Third-party alias - An alias provided by a service like SimpleLogin.
First-party alias - An alias on a domain you control.
It’s clear you shouldn’t actually use your mailbox address, for both privacy and convenience - it ties you to one provider. For family accounts, a shared mailbox is convenient if only one person checks mail.
Any aliasing on a paid mailbox has limits - exploits could connect an alias to the mailbox. So paid mailboxes don’t suit threat models around political speech or avoiding doxxing. (I include forum accounts here.)
So if we’re not concerned with those threats, first-party aliases are acceptable and allow you to change mailbox providers. When and whether to reuse an alias depends on your situation. (You could still use third-party aliases as a light shield.)
If you want hidden online identities, use a free mailbox + third-party aliases. E.g.
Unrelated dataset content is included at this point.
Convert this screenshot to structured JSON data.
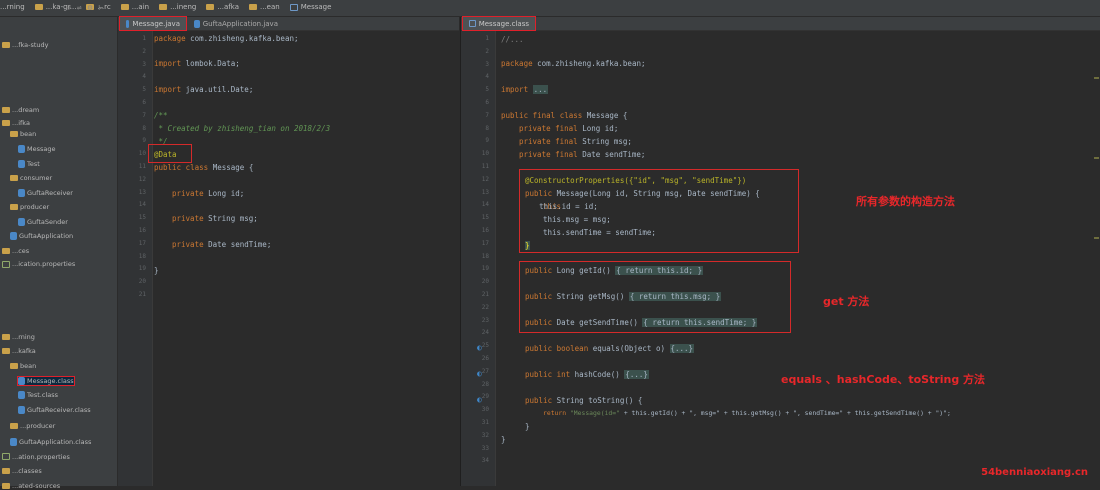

ProtonMail + SimpleLogin.
If you need to make purchases under your name, use a paid mailbox and domain, with convenience and shielding guiding alias choices. e.g. give an IoT subscription a dedicated alias.
You can also have domains on simple login (which are yours and not shared with other users).
Shared mailboxes aren’t really possible with proton because of E2EE, there are shared accounts perhaps. You still would have accounts for each people. I generally advise against the whole “couples sharing an account thing” even for old people nowadays because you generally have specific credentials to individuals eg government services etc and those simply are not shared.
That isn’t really possible, because the email is physically forwarded through the alias servers and on to the destination, likewise, the email leaving there same thing in the opposite direction. TLDR not a concern. The only real way around that is lawful interception by the provider, and if that is part of your threat model no email account will be suitable.
What you can do is have paid mailbox with known identity and then an alias for the other things which simply “pass” the email back to your main mailbox.
Just because you pay for something doesn’t necessarily mean the provider is going to give up details. TLDR if your behavior is not causing risk to them then they generally have no need to.
To be honest I think this is a bit of back-to-front way of looking at it and can be simplified a lot to:
Known identity - anything tied to your credit card, physical address/mobile number, use @family.com
Unknown identity - anything else, you may choose to have a domain or not with privacy protection
Simple Login and aliasing services can be used in both situations. For example you might have:
@family.com associated with your known identity and then
some word.com associated with your unknown identity. Make sure to pick a domain registrar that has domain privacy features to hide info from whois records.
You may very well skip registering a second domain, and just use the ones that Simple Login provide - if you do that just be mindful not to use them for things you really care about as the accounts may become locked. Typically companies like Amazon might do this.